Die Dienstleistung der Klägerin stellt auch ein eigenständiges Geschäft im Sinne von § 2 Abs. 2 S. 1 RDG dar. Ihrem eigenen Vortrag zufolge besteht das Geschäftsmodell der Klägerin gerade im Aufkauf von Forderungen aus Versicherungsverträgen wie demjenigen zwischen dem Versicherungsnehmer A und der Beklagten; die Forderungseinziehung ist damit nicht lediglich ein erlaubtes Nebengeschäft gemäß § 5 RDG.

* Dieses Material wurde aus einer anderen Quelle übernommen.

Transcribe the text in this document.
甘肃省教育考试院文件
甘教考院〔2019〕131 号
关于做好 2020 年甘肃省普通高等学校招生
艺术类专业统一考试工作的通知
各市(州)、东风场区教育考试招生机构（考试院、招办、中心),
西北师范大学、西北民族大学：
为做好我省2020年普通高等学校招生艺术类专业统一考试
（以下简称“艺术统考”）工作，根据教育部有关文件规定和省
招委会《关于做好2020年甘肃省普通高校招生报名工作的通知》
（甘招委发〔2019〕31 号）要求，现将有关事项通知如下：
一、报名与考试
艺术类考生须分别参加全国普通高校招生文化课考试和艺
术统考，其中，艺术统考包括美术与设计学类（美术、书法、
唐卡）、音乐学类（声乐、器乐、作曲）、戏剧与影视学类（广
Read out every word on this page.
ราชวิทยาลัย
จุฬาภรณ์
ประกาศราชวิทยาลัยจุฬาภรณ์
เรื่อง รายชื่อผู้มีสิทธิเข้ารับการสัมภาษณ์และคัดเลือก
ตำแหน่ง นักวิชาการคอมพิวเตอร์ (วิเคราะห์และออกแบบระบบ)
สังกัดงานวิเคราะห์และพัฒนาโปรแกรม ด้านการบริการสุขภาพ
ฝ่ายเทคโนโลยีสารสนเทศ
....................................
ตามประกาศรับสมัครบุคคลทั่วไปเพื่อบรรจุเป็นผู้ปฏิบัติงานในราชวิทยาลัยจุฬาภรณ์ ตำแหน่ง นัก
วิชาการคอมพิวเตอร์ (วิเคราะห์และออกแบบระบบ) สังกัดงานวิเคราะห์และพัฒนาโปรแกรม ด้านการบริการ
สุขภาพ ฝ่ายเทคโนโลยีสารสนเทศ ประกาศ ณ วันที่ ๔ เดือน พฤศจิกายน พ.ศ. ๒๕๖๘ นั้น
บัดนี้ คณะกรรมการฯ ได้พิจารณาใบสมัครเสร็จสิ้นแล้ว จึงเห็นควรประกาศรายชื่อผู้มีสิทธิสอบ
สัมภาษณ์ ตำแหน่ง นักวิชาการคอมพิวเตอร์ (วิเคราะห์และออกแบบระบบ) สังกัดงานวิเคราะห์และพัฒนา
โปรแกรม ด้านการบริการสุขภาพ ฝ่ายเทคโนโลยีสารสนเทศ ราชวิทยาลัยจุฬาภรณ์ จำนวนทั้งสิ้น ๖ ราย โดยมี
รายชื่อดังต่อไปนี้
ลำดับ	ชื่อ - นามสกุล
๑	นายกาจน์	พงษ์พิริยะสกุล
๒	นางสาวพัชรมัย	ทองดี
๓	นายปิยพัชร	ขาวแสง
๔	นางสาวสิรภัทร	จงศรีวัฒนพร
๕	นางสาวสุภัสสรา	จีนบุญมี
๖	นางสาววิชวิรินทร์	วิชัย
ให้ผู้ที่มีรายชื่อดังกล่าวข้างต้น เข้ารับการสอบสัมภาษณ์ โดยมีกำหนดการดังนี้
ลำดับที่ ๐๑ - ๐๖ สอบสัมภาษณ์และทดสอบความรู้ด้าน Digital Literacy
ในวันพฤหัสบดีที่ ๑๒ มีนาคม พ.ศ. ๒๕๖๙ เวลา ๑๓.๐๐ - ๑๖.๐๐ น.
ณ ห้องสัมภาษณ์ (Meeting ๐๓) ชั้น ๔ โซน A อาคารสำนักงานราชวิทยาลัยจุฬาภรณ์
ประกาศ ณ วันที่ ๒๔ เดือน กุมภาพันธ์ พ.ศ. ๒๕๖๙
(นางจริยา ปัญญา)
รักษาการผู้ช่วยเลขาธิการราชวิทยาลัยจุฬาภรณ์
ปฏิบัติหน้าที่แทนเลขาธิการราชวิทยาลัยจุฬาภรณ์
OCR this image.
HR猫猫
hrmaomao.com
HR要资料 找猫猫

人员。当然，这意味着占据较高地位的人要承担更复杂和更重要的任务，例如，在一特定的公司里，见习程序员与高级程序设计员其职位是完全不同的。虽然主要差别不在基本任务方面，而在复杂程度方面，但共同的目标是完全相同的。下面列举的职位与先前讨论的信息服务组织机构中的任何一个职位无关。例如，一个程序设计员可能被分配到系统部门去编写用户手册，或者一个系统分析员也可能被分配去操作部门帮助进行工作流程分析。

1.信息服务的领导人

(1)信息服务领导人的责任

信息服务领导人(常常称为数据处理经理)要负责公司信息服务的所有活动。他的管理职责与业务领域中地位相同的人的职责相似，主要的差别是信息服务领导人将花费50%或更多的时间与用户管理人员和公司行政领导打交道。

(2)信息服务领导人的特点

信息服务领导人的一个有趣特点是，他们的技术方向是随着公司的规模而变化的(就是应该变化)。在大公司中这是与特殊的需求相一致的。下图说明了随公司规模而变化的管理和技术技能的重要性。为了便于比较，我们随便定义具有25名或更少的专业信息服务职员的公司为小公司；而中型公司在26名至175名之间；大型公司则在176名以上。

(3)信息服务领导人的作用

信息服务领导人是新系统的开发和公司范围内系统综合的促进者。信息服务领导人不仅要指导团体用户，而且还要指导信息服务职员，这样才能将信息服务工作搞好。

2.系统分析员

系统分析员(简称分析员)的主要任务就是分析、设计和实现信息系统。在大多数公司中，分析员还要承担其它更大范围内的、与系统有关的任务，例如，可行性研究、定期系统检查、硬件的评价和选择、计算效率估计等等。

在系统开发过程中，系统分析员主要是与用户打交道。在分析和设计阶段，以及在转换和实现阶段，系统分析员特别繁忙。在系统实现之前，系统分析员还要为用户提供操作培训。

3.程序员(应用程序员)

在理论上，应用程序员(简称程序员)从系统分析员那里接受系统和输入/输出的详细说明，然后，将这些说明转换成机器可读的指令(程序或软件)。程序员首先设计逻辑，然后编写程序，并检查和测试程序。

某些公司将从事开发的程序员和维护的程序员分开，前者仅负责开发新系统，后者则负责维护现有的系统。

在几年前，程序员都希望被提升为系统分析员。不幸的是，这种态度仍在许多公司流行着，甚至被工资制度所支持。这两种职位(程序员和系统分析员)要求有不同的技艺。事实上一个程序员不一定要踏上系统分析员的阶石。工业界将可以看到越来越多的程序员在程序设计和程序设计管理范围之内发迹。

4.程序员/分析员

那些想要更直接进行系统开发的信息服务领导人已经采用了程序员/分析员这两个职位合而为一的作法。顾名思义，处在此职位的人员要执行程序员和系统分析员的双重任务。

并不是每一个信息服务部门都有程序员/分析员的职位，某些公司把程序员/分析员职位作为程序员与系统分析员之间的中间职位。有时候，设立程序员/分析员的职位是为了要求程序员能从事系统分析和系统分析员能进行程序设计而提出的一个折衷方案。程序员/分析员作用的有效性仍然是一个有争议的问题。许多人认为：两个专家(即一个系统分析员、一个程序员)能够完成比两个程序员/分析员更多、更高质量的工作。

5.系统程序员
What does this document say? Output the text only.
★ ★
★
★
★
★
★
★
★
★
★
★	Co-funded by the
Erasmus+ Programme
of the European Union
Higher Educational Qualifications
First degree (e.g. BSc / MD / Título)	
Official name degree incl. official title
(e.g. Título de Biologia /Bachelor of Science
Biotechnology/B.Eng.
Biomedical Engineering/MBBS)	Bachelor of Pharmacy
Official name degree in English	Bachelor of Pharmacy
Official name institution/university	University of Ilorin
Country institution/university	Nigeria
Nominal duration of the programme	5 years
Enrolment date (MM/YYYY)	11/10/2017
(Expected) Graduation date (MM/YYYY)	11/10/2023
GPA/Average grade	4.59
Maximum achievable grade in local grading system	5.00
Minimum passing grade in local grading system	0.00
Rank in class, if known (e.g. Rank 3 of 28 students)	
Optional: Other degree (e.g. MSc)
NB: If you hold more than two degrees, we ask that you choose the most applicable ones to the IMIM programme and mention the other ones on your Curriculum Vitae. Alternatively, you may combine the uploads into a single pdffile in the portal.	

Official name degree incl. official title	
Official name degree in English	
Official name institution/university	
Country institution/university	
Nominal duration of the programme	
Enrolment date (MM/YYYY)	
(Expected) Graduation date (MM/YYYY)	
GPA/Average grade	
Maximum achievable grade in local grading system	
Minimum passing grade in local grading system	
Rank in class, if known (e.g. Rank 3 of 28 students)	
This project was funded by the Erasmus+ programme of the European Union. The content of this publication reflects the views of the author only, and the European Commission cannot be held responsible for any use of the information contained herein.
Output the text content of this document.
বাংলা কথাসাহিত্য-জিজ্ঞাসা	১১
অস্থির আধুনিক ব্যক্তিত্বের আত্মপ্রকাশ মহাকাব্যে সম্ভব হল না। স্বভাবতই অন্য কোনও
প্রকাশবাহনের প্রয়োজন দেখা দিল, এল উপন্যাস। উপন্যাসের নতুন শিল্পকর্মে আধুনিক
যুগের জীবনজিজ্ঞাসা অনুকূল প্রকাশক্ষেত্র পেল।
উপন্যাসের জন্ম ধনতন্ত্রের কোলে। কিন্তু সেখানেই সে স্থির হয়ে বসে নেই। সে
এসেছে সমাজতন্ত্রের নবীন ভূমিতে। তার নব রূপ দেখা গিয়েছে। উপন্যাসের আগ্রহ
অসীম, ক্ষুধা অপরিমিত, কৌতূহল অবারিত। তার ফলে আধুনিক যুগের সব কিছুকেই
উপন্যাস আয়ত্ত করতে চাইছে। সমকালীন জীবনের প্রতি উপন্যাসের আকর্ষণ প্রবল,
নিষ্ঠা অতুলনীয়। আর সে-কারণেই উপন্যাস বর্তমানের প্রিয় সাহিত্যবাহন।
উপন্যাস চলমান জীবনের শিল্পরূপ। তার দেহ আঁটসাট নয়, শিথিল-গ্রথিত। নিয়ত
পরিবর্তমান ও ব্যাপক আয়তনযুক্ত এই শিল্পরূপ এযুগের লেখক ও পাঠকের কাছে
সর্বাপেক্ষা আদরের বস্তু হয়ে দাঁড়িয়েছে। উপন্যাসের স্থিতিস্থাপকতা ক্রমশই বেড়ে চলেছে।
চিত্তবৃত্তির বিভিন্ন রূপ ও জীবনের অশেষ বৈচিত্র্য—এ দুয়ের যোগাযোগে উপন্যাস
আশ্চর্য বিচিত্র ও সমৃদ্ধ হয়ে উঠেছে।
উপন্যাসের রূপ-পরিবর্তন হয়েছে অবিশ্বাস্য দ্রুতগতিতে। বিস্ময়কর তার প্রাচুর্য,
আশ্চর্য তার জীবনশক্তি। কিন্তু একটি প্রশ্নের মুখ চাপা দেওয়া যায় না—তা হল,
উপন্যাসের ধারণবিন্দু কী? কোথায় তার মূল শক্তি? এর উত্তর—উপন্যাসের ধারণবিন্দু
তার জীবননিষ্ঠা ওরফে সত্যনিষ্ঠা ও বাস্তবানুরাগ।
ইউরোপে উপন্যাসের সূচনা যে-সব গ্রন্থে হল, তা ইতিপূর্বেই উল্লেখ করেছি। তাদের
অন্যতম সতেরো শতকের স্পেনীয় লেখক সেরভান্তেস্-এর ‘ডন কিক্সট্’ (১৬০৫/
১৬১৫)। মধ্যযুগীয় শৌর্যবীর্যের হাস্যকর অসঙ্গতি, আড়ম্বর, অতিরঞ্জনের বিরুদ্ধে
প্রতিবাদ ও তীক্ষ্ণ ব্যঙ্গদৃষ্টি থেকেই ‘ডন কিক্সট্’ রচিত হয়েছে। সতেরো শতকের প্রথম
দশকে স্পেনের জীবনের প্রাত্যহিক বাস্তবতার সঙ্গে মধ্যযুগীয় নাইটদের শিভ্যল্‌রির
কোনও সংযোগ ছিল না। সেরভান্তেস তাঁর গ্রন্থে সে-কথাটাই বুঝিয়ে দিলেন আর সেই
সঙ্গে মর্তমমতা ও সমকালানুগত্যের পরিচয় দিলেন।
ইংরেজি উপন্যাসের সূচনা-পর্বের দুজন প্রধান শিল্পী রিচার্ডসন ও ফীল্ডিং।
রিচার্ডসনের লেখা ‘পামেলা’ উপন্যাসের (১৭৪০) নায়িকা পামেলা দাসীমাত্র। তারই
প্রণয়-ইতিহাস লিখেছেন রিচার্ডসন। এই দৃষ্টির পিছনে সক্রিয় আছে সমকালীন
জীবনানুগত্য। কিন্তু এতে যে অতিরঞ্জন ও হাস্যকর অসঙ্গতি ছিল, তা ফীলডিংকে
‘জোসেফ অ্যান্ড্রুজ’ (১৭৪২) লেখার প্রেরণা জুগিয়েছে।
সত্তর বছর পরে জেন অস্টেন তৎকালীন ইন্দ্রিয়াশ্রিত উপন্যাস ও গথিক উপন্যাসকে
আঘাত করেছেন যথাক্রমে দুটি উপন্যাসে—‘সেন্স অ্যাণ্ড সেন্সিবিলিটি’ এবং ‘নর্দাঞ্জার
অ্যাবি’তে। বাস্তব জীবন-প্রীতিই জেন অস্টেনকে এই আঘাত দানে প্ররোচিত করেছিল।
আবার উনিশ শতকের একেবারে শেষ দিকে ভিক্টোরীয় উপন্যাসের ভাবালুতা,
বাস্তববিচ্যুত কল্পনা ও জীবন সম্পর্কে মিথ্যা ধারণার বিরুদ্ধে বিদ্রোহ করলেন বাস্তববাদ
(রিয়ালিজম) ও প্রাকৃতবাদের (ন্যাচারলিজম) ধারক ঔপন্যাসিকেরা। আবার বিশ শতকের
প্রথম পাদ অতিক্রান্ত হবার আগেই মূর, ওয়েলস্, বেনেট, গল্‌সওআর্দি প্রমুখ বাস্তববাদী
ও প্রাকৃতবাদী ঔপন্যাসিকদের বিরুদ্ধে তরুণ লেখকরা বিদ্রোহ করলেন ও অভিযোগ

Der Klägerin ist insbesondere auch nicht darin zu folgen, dass ihre Tätigkeit in Zusammenhang mit der Einziehung der Mehrerlöse als erlaubnisfreie Nebentätigkeit anzusehen ist. Auch wenn sie eigenständig darüber entscheiden kann, ob sie den Mehrerlös geltend macht, und sie möglicherweise davon in einigen Fällen absieht, ändert dies nichts daran, dass die Einziehung der Forderungen grundsätzlich den eigentlichen Zweck ihres Tätigwerdens darstellt.

Ob in der Tätigkeit der Klägerin gemäß der Kauf- und Abtretungsvereinbarung zusätzlich eine Rechtsdienstleistung im Sinne von § 2 Abs. 1 RDG zu sehen ist, kann vorliegend dahinstehen.

Dass die vorstehend vorgenommene Beurteilung nicht gegen Art. 12 GG verstößt, hat der Bundesgerichtshof (Urteil vom 05.10.2006, Az. I ZR 7/04, zitiert nach Juris) für das Rechtsberatungsgesetz bereits entschieden. Danach sind die Zulassungsbeschränkungen des Rechtsberatungsgesetzes mit Art. 12 GG vereinbar. Entsprechendes gilt auch für das RDG. Der Gesichtspunkt, dass die Klägerin einen Teil ihrer Tätigkeit vom Ausland her vornimmt, gewährt keinen weiterreichenden Schutz.

Auch ein Verstoß gegen Art. 49 EG liegt nicht vor. Der freie Dienstleistungsverkehr darf nämlich durch Regelungen beschränkt werden, die wie vorliegend durch das RDG durch zwingende Gründe des Allgemeininteresses gerechtfertigt sind und für alle im Geltungsbereich der betreffenden Regelung tätigen Personen und Unternehmen gelten, wenn dem Allgemeininteresse nicht bereits durch die Rechtsvorschriften Rechnung getragen ist, denen der Leistungserbringer in dem Staat unterliegt, in dem er ansässig ist (BGH, Urteil vom 05.10.2006, Az. I ZR 7/04, zitiert nach Juris).

Die Kostenentscheidung beruht auf § 91 Abs. 1 ZPO. Die Entscheidung über die vorläufige Vollstreckbarkeit folgt aus §§ 708 Nr. 10, 711 ZPO.

Die Revision wird wegen der grundsätzlichen Bedeutung der Rechtssache gemäß § 543 Abs. 2 Nr. 1 ZPO in Hinblick auf die in dem Verfahren des OLG Nürnberg, Az. 8 U 607/12 zugelassene Revision, dem ein entsprechender Rechtsstreit zugrunde liegt, ebenfalls zugelassen.